We should be mindful of the lessons of history. In 2019, the last year for which figures are available, there were 229 million cases of malaria worldwide and an estimated 409,000 deaths. Yet we have known about the curative powers of Peruvian bark since the seventeenth century, and the cheap quinine substitute, chloroquine, has been widely available since 1950. Unfortunately, however, many strains of the malaria parasite are now resistant to these drugs.
There’s more bad news when it comes to a vaccine. To date, only one malaria vaccine has been licensed for use in children and only one, still in the trial stage, has demonstrated in excess of 75 percent efficacy – a requirement for licensure under the WHO’s Malaria Vaccine Technology Roadmap. But every year nearly 20 million children go without already licensed vaccines for diseases such as diphtheria, tetanus, pertussis and measles. And of course, they and their parents and older siblings are also as susceptible to Covid as anyone else. Where should they come in the calculus of humanitarian interventions?

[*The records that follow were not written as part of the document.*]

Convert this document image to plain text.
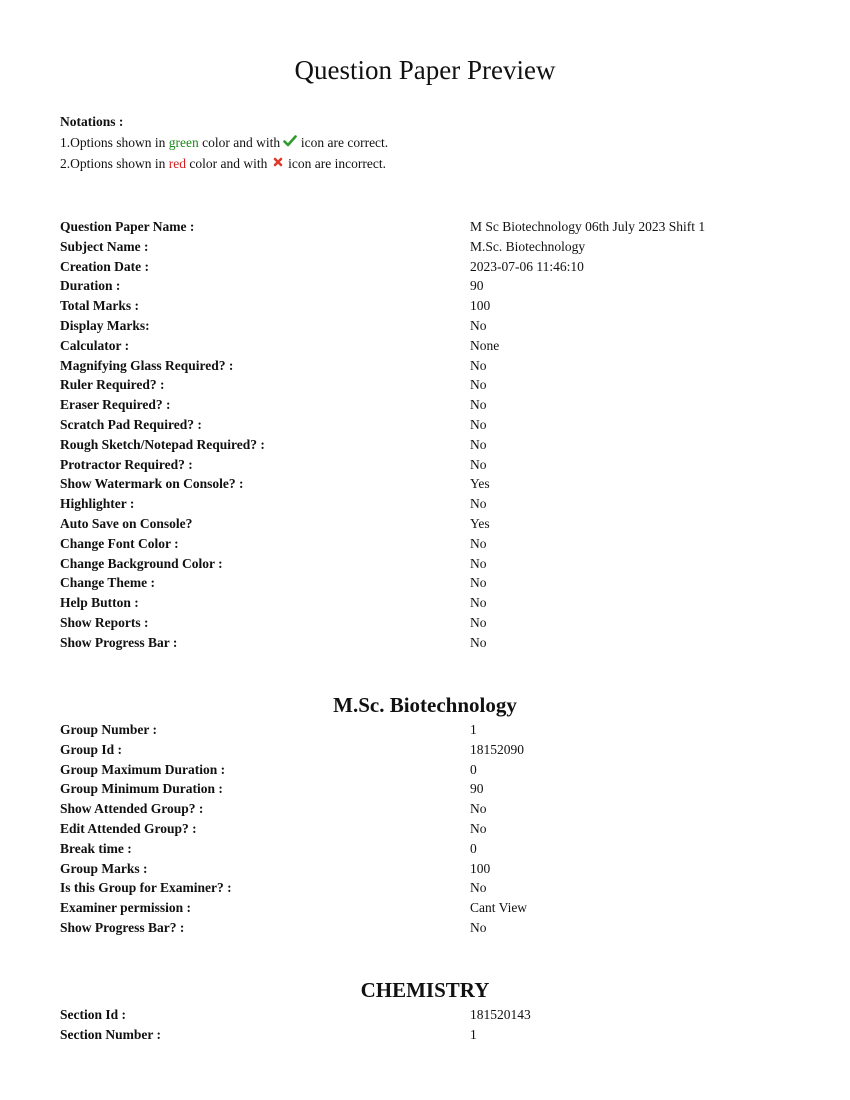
Question Paper Preview
Notations :
1.Options shown in green color and with  icon are correct.
2.Options shown in red color and with  icon are incorrect.
Question Paper Name :	M Sc Biotechnology 06th July 2023 Shift 1
Subject Name :	M.Sc. Biotechnology
Creation Date :	2023-07-06 11:46:10
Duration :	90
Total Marks :	100
Display Marks:	No
Calculator :	None
Magnifying Glass Required? :	No
Ruler Required? :	No
Eraser Required? :	No
Scratch Pad Required? :	No
Rough Sketch/Notepad Required? :	No
Protractor Required? :	No
Show Watermark on Console? :	Yes
Highlighter :	No
Auto Save on Console?	Yes
Change Font Color :	No
Change Background Color :	No
Change Theme :	No
Help Button :	No
Show Reports :	No
Show Progress Bar :	No
M.Sc. Biotechnology
Group Number :	1
Group Id :	18152090
Group Maximum Duration :	0
Group Minimum Duration :	90
Show Attended Group? :	No
Edit Attended Group? :	No
Break time :	0
Group Marks :	100
Is this Group for Examiner? :	No
Examiner permission :	Cant View
Show Progress Bar? :	No
CHEMISTRY
Section Id :	181520143
Section Number :	1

Clearly, we cannot afford to treat all the world’s ills; inevitably, choices and selections will have to be made. But, even with that caveat, it is surely in our interests to ensure that the indigenous peoples of the Andes have access to the same coronavirus vaccines as populations in the global north. And what is true of Latin America is even more true of sub-Saharan Africa where the prevalence of HIV and other diseases seriously increases the risk of Covid mutations in immune-compromised individuals – mutations that may result in vaccine-resistant variants.
Unlike smallpox, it is impossible to eradicate the coronavirus – it could re-emerge from a bat or some other animal reservoir at any time. But, as in the 1950s, we are now at a tipping point where it makes more sense, on medical and economic grounds, for wealthy countries to redistribute surplus doses to those in the world most in need of protection - and to do so with all possible urgency.
That this also happens to be most compassionate and humanitarian course of action should only strengthen that sense of mission.